Stacker compiled a list of the 50 metropolitan areas with the most unoccupied homes by analyzing data from the Census Bureau’s American Community Survey 2021, released September 2022 (most recent available). Metropolitan areas are ranked based on the percentage of unoccupied homes out of all homes in each metropolitan area. Ties were broken by the total number of unoccupied homes in the metro area as a whole.

In 22 of the 50 metros surveyed, more than 50% of unoccupied housing is for occasional, recreational or seasonal use.

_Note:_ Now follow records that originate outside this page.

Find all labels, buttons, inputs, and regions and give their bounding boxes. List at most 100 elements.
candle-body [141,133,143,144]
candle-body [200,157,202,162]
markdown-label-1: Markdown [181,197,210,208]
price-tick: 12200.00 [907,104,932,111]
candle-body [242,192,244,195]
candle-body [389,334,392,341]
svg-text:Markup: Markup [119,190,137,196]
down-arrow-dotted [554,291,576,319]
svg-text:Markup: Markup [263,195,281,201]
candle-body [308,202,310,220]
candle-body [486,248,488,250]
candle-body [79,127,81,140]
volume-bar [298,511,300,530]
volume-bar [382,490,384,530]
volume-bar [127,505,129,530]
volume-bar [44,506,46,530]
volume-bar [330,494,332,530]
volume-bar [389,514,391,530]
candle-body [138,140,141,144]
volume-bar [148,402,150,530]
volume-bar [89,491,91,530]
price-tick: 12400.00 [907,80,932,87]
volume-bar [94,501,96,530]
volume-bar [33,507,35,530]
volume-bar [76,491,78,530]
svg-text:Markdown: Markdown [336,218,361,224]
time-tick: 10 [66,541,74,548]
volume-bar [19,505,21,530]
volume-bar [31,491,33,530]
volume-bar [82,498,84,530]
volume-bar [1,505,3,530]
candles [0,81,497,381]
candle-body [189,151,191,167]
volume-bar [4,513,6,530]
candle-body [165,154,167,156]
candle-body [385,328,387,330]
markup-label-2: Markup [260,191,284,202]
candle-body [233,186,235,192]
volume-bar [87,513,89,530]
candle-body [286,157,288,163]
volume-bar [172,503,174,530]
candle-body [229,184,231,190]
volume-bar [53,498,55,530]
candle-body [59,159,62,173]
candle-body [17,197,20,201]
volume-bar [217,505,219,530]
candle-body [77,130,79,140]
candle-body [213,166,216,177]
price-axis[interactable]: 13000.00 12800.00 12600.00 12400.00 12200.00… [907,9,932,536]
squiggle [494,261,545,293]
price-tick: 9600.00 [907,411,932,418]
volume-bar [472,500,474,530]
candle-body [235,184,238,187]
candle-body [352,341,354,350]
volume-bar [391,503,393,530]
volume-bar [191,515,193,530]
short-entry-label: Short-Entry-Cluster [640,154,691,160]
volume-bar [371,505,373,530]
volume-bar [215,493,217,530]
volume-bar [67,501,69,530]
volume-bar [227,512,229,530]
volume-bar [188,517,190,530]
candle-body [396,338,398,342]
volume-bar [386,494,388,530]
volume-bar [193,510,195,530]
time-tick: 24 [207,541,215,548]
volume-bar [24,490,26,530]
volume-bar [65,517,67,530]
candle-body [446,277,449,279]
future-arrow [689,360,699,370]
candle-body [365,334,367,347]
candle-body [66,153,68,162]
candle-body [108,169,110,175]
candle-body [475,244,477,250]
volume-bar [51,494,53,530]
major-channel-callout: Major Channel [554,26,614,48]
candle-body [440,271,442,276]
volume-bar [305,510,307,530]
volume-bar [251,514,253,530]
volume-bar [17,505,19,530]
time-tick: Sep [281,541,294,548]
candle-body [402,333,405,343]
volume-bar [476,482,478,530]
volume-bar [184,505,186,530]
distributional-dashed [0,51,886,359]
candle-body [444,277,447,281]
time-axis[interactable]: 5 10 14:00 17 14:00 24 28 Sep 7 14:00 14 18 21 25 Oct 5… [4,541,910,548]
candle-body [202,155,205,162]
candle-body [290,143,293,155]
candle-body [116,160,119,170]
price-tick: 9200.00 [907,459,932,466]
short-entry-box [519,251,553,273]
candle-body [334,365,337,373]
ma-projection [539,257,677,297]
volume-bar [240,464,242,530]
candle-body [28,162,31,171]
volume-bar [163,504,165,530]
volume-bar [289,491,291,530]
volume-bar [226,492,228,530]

A nationwide epidemic of unoccupied homes is “America’s Other Housing Crisis” according to a CityLab report based on a recent study by the Center for Community Progress. The report cites the “staggering economic and social costs” that mass job vacancies tend to create for the communities they affect. He also points out that the 2008 recession caused the number of vacant homes to rise by 26% between 2005 and 2010, from 9.5 million to 12 million. That number has since declined, but vacancies have still not returned to pre-recession lows.

The dynamic has since changed. Vacant homes have long been associated with economically struggling urban centers, often described with the generic term “downtown”. Today, however, job vacancies are the bane of small towns. In post-recession America, rural areas suffer from vacancy rates that are double those of metropolitan areas.

Keep reading to find out which metro areas residents are most likely to live next to an empty house and what factors contribute to vacancies.